The parcel is a critical connector between the University’s campus and an “innovation neighborhood” envisioned by Drexel president John Fry adjacent to 30th Street Station.

Under the terms of the purchase agreement with Bridgestone Retail Operations, LLC, Firestone can operate in the location for up to three years.

About the author

Hidden City co-editor Nathaniel Popkin’s latest book is the novel Lion and Leopard (The Head and The Hand Press). He is also the author of Song of the City (Four Walls Eight Windows/Basic Books) and The Possible City (Camino Books). He is senior writer and script editor of the Emmy-winning documentary series “Philadelphia: The Great Experiment” and the fiction review editor of Cleaver Magazine. His essays and book reviews appear in the Wall Street Journal, Public Books, The Kenyon Review, The Millions, and Fanzine.
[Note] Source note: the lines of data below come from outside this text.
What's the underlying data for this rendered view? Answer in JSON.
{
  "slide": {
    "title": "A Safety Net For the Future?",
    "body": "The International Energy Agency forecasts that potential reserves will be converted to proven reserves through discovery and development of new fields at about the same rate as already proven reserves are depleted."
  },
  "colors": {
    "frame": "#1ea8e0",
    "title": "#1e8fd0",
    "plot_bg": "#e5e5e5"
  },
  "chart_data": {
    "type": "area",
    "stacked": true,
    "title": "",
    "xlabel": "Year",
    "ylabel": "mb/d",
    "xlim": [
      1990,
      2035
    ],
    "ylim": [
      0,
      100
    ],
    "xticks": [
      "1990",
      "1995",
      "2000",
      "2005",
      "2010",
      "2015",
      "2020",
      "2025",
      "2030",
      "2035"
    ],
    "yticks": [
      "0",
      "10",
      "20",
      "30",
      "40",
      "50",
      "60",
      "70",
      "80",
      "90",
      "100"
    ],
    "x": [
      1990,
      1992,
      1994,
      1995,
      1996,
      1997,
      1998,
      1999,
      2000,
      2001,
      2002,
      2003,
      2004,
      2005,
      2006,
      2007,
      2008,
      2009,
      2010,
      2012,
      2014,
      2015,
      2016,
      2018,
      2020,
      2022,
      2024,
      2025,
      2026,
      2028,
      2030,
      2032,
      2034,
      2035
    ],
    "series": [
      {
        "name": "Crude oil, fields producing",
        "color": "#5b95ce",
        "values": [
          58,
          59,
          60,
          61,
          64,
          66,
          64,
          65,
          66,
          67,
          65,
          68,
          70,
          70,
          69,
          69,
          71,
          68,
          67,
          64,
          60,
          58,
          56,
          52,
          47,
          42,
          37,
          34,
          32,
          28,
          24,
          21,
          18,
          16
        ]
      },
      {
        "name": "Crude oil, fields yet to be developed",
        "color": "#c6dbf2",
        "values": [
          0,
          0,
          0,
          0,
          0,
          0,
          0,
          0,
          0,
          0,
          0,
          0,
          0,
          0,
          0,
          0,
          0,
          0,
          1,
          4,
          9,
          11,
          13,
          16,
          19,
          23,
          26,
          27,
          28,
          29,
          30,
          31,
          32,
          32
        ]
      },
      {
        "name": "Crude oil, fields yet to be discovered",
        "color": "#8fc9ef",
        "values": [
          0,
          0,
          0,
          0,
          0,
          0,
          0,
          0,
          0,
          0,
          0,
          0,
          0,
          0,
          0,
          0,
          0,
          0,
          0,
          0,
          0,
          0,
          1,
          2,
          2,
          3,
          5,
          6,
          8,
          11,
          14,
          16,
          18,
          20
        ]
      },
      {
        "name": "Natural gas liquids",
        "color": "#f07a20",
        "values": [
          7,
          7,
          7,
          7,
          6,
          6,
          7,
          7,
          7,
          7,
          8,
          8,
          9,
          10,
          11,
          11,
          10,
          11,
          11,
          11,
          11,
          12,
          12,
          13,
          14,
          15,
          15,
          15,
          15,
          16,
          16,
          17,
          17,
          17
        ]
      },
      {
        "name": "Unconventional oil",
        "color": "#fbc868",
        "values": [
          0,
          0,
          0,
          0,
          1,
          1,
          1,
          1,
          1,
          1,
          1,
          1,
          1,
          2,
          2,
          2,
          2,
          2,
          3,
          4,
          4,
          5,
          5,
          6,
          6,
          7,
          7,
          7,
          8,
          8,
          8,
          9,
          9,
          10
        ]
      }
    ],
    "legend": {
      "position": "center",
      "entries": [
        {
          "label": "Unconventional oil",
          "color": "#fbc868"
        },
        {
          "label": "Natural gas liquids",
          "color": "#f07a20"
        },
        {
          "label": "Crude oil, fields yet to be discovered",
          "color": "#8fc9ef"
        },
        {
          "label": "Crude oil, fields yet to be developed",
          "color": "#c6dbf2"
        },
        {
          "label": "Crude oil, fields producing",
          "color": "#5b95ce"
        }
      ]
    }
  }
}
  1. Back in the mid-90s, we thought that Firestone would make more money if they closed up, then re-opened as a bar/restaurant/nightclub called The Firestone, with the neon sign intact. Throw the garage doors open on a summer night, have patio dining, and put cage dancers up on the car lifts. Woulda been awesome.

  2. Good (though I have fond memories of that Firestone). The next step in developing Market Street is to remove the parking garages (both Drexel’s and Penn’s) that inappropriately hog land around the Market-Frankford El stop at 34th St. These garages are the very opposite of good TOD for that site. Those employees who insist on driving to either university can park remotely, far away from this key transit node and walking corridor. Build residences, densely, where the garages now sit.

    • Agreed. People have a right to own a car if they choose. But, there are no rights to parking.